Taking a chunk out of Apple

While shareholder demands for Apple to distribute cash have been dismissed as short-termism, they may be in Apple’s best interests

Above A view of the Apple Store in Shanghai, China. The company’s growth has seen it open more than 400 stores in 14 countries

I recently examined the problem of corporate short-termism from two nonstandard angles. One was that some short-termism is sensible. Large firms face an increasingly fluid economic, technological and political environment – owing to more global and competitive markets, to the greater potential of technological change to alter firms’ business environments, and to governments’ growing influence over what makes business sense. In this fluid environment, large companies must exercise great caution before making large, long-term commitments.

Second, I described how emerging data could suggest measurement problems with the conventional wisdom that more rapid trading in financial markets is making them more orientated to the short term than ever before. Proponents of this view highlight furious trading in New York and London, with average holding periods for major stocks diminishing in recent decades.

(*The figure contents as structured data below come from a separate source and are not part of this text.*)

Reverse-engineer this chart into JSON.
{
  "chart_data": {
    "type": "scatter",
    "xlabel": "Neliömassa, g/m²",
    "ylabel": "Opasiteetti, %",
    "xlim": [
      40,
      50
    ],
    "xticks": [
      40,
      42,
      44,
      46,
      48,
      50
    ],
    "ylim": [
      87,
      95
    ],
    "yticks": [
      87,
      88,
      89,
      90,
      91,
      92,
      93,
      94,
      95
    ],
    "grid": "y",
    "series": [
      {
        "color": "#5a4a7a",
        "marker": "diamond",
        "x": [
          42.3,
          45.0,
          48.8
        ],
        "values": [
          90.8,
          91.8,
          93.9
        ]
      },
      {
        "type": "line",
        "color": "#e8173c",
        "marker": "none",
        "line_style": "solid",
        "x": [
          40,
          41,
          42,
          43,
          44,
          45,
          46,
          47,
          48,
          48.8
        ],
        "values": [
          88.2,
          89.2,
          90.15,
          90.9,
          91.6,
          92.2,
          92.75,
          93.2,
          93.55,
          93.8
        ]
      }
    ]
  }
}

In fact, the change may be driven by a rapidly trading minority and not by major stockholders shortening their holding periods. Indeed, the average holding period for America’s core shareholders, like Fidelity and Vanguard, has increased in recent decades.

Too much money
The shareholder activism around Apple highlights the importance and controversy of the short-term problem. Apple has been spectacularly successful in the past decade. Its products, from iPhones to iPads to MacBooks, have captured consumers’ imaginations, remade markets, and earned the company and its shareholders huge sums of money. Apple’s stock capitalisation has soared and it became the world’s first trillion-dollar company.

As Apple’s profits have grown, it has amassed $137bn in cash, according to a recent count – more than it can profitably use (at least for now) in its operations. So the company has wisely left its cash invested in global financial accounts, rather than business opeations. Meanwhile, its staggeringly successful products are generating still more cash to handle and stockpile.

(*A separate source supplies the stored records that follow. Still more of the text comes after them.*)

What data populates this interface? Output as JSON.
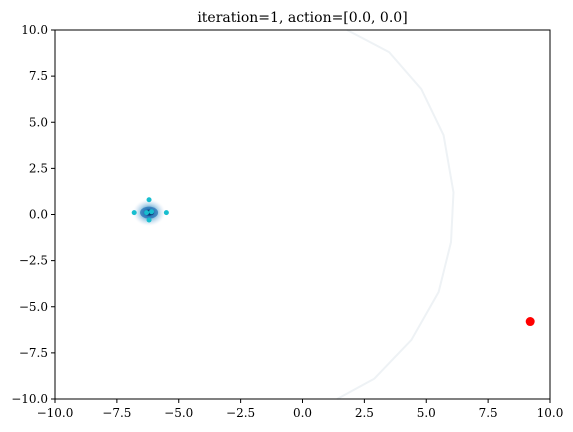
{
  "chart_data": {
    "type": "scatter",
    "title": "iteration=1, action=[0.0, 0.0]",
    "xlabel": "",
    "ylabel": "",
    "xlim": [
      -10,
      10
    ],
    "ylim": [
      -10,
      10
    ],
    "x_ticks": [
      -10,
      -7.5,
      -5,
      -2.5,
      0,
      2.5,
      5,
      7.5,
      10
    ],
    "x_tick_labels": [
      "−10.0",
      "−7.5",
      "−5.0",
      "−2.5",
      "0.0",
      "2.5",
      "5.0",
      "7.5",
      "10.0"
    ],
    "y_ticks": [
      10,
      7.5,
      5,
      2.5,
      0,
      -2.5,
      -5,
      -7.5,
      -10
    ],
    "y_tick_labels": [
      "10.0",
      "7.5",
      "5.0",
      "2.5",
      "0.0",
      "−2.5",
      "−5.0",
      "−7.5",
      "−10.0"
    ],
    "grid": false,
    "series": [
      {
        "marker": "small circle",
        "color": "#17becf",
        "points": [
          [
            -6.2,
            0.8
          ],
          [
            -6.8,
            0.1
          ],
          [
            -6.3,
            0.1
          ],
          [
            -6.1,
            0.15
          ],
          [
            -5.5,
            0.1
          ],
          [
            -6.2,
            -0.3
          ]
        ]
      },
      {
        "marker": "circle",
        "color": "#ff0000",
        "points": [
          [
            9.2,
            -5.8
          ]
        ]
      }
    ],
    "density": {
      "center": [
        -6.2,
        0.1
      ],
      "colors": [
        "#08306b",
        "#2171b5",
        "#6baed6",
        "#c6dbef"
      ]
    },
    "arc": {
      "color": "#eef2f5",
      "points": [
        [
          1.8,
          10
        ],
        [
          3.5,
          8.8
        ],
        [
          4.8,
          6.8
        ],
        [
          5.7,
          4.3
        ],
        [
          6.1,
          1.2
        ],
        [
          6.0,
          -1.5
        ],
        [
          5.5,
          -4.2
        ],
        [
          4.4,
          -6.8
        ],
        [
          2.9,
          -8.9
        ],
        [
          1.4,
          -10
        ]
      ]
    }
  }
}
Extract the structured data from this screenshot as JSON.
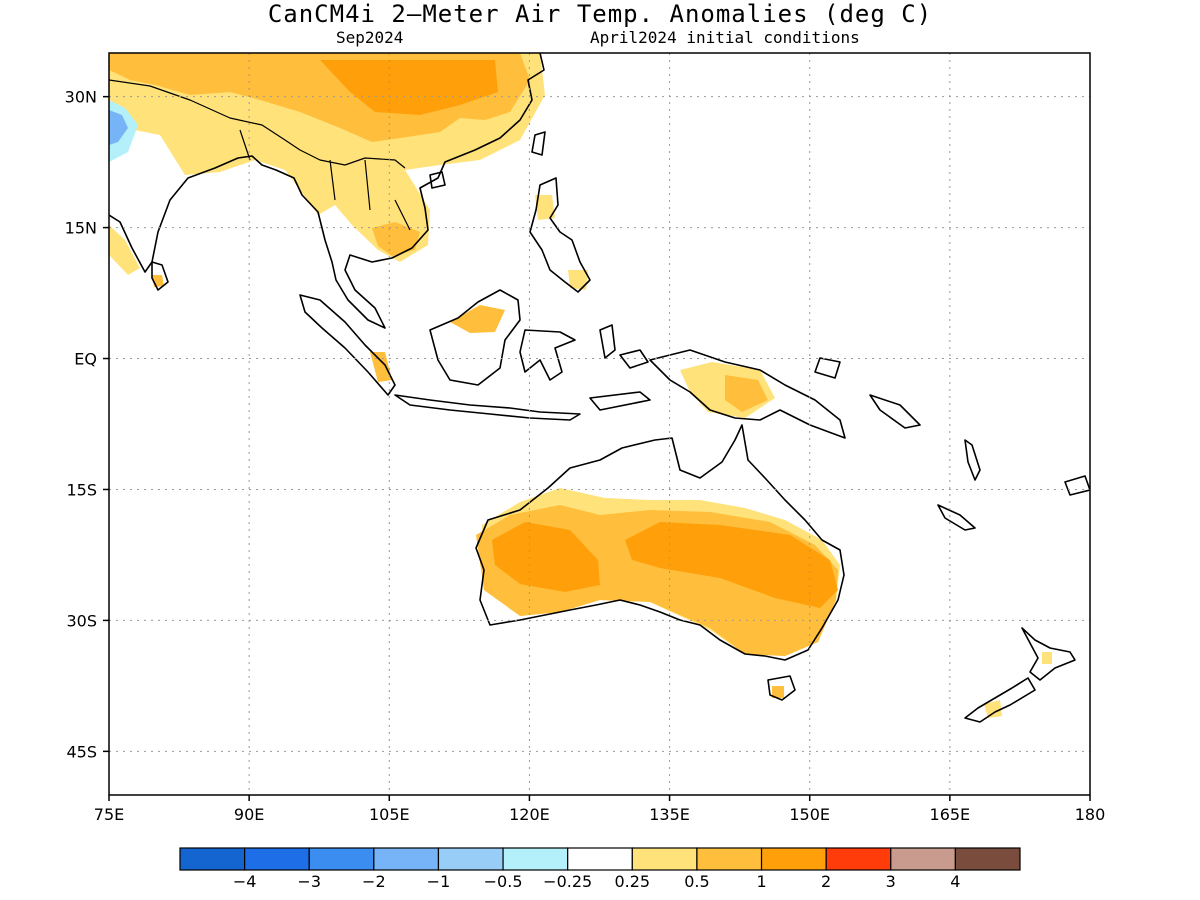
{
  "title": "CanCM4i 2—Meter Air Temp. Anomalies (deg C)",
  "subtitle_left": "Sep2024",
  "subtitle_right": "April2024 initial conditions",
  "map": {
    "lon_range": [
      75,
      180
    ],
    "lat_range": [
      -50,
      35
    ],
    "grid": "dotted",
    "lat_ticks": [
      {
        "label": "30N",
        "lat": 30
      },
      {
        "label": "15N",
        "lat": 15
      },
      {
        "label": "EQ",
        "lat": 0
      },
      {
        "label": "15S",
        "lat": -15
      },
      {
        "label": "30S",
        "lat": -30
      },
      {
        "label": "45S",
        "lat": -45
      }
    ],
    "lon_ticks": [
      {
        "label": "75E",
        "lon": 75
      },
      {
        "label": "90E",
        "lon": 90
      },
      {
        "label": "105E",
        "lon": 105
      },
      {
        "label": "120E",
        "lon": 120
      },
      {
        "label": "135E",
        "lon": 135
      },
      {
        "label": "150E",
        "lon": 150
      },
      {
        "label": "165E",
        "lon": 165
      },
      {
        "label": "180",
        "lon": 180
      }
    ]
  },
  "colorbar": {
    "colors": [
      "#1565d0",
      "#1e6ee8",
      "#3b8ef0",
      "#76b4f7",
      "#98cdf8",
      "#b3f0f9",
      "#ffffff",
      "#ffe27a",
      "#ffbe3c",
      "#ffa00a",
      "#ff3c0a",
      "#c99a8e",
      "#7a4c3e"
    ],
    "labels": [
      "−4",
      "−3",
      "−2",
      "−1",
      "−0.5",
      "−0.25",
      "0.25",
      "0.5",
      "1",
      "2",
      "3",
      "4"
    ]
  }
}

Enter shareholder activist David Einhorn, whose hedge fund Greenlight Capital has been pressing Apple to distribute a healthy fraction of that cash. Much commentary on the foray has been negative: Einhorn’s proposal is a short-run, financial-engineering idea for a company that has gone from success to success, it is said – American stock-market short-termism at its worst.

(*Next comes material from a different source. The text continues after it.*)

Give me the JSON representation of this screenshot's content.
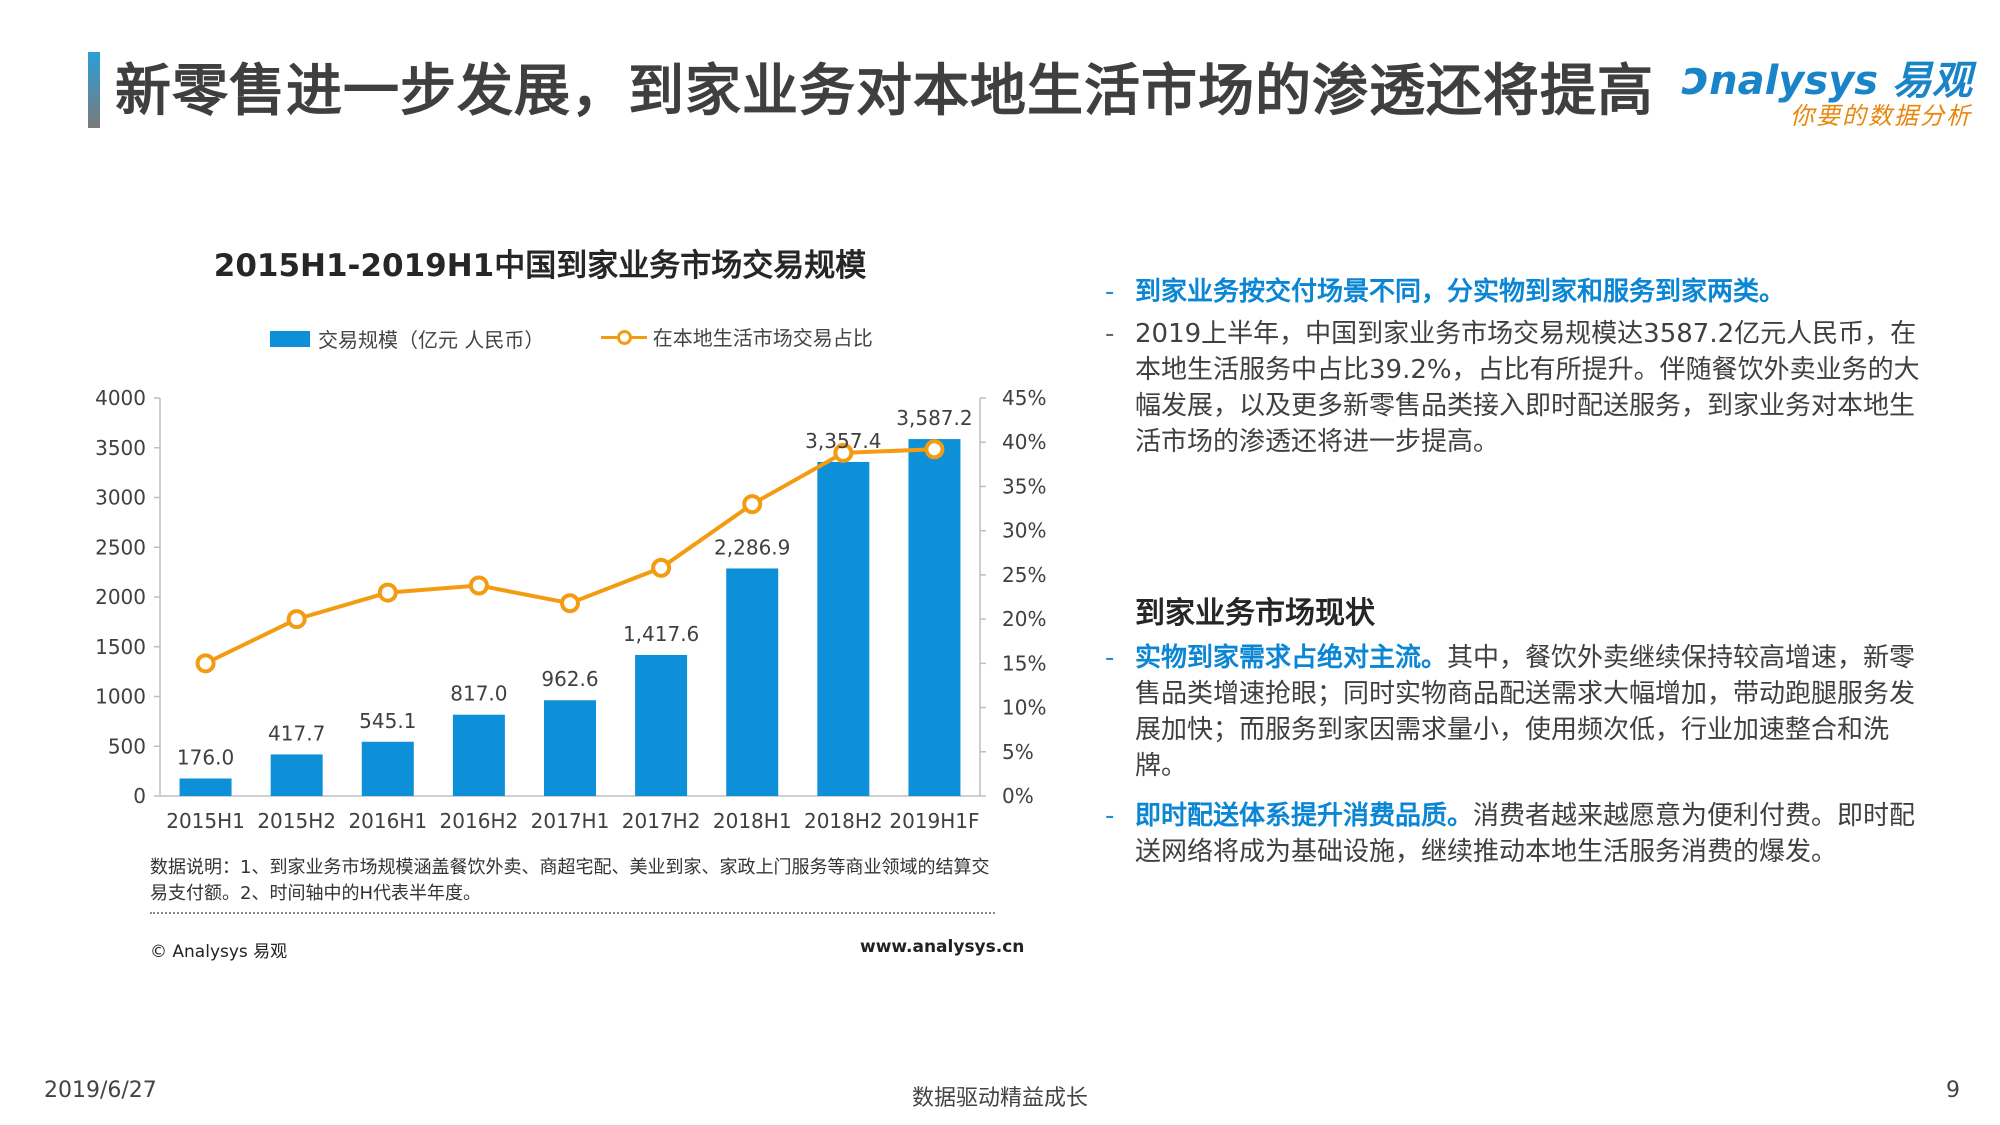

Maybe it is. Maybe investors are being too quick to put pressure on a great company. But, odd as it might seem, getting its cash out could be a good long-term strategy for Apple.

As Apple’s profits have grown, it has amassed… more than it can profitably use

Born, grow, die
There has long been a life cycle for firms: young firms innovate, are cash-hungry and have to scramble for financing. Some succeed, sell their products and find themselves pulling in more cash than they need. Great companies take that cash and invest it in even better products, taking the firm to new heights. Apple has been one of those companies. But, inevitably, the firm’s technologies become standardised and commoditised.

New, hotter technologies come along and the firm no longer attracts the best people to work for it, because, well, it’s no longer the next new thing. The company’s new products stall, old products are not as profitable as they once were (because competitors have figured out how to make something better), and markets and consumers move on.

Firms that reach this point, and that know it themselves, will then often return more of their cash hoard to their investors, who go on to invest it elsewhere. In the 1980s and 1990s large swaths of American industry – especially the domestic oil industry – faced this problem, described by the economist Michael Jensen as the managerial challenge of handling free cash flow well.

Where is Apple in that company life cycle? Is it still in its youth, cash-starved with more ideas than it can finance? Is it middle-aged, but nimble and able to remake itself, as it did several times during Steve Jobs’ tenure? Does it need $137bn to engineer and finance a large-scale Apple TV that will be even more successful than iPhones and iPads?

Or has the company peaked? Could the rollout last fall of the inferior Apple Maps, which sent people to the wrong destination – causing severe public embarrassment and leading to a managerial shakeup – foreshadow a time when Apple’s best days are behind it? The company could be at a high plateau and could stay there for years, even decades, but does it really need $137bn in cash for new investments?

Short term for the long term
Here is another way of looking at the problem: if Apple continues to succeed, won’t it generate the cash it needs to innovate away from super-products like the iPad, iPhone and MacBook? Roughly 70 percent of Apple’s revenues come from the iPhone and the iPad. Will those products last, or will they be superseded? Were those products’ success the result of a unique Apple asset, namely Steve Jobs, or could the company still produce the next big thing? Could it be too tempting in the short run to keep $137bn in the bank, so that Apple’s management spends some or all of it on investments that fail to pan out in the long run?

It is at least possible – maybe even likely – that Apple’s best long-term move would be to release a hefty portion of  unused cash to its shareholders, who would then plough it back into the economy. Meanwhile, it can finance its next new thing from the cash its great products will continue to generate. What is being criticised as short-termism could well be a long-term financial strategy that is just right for Apple.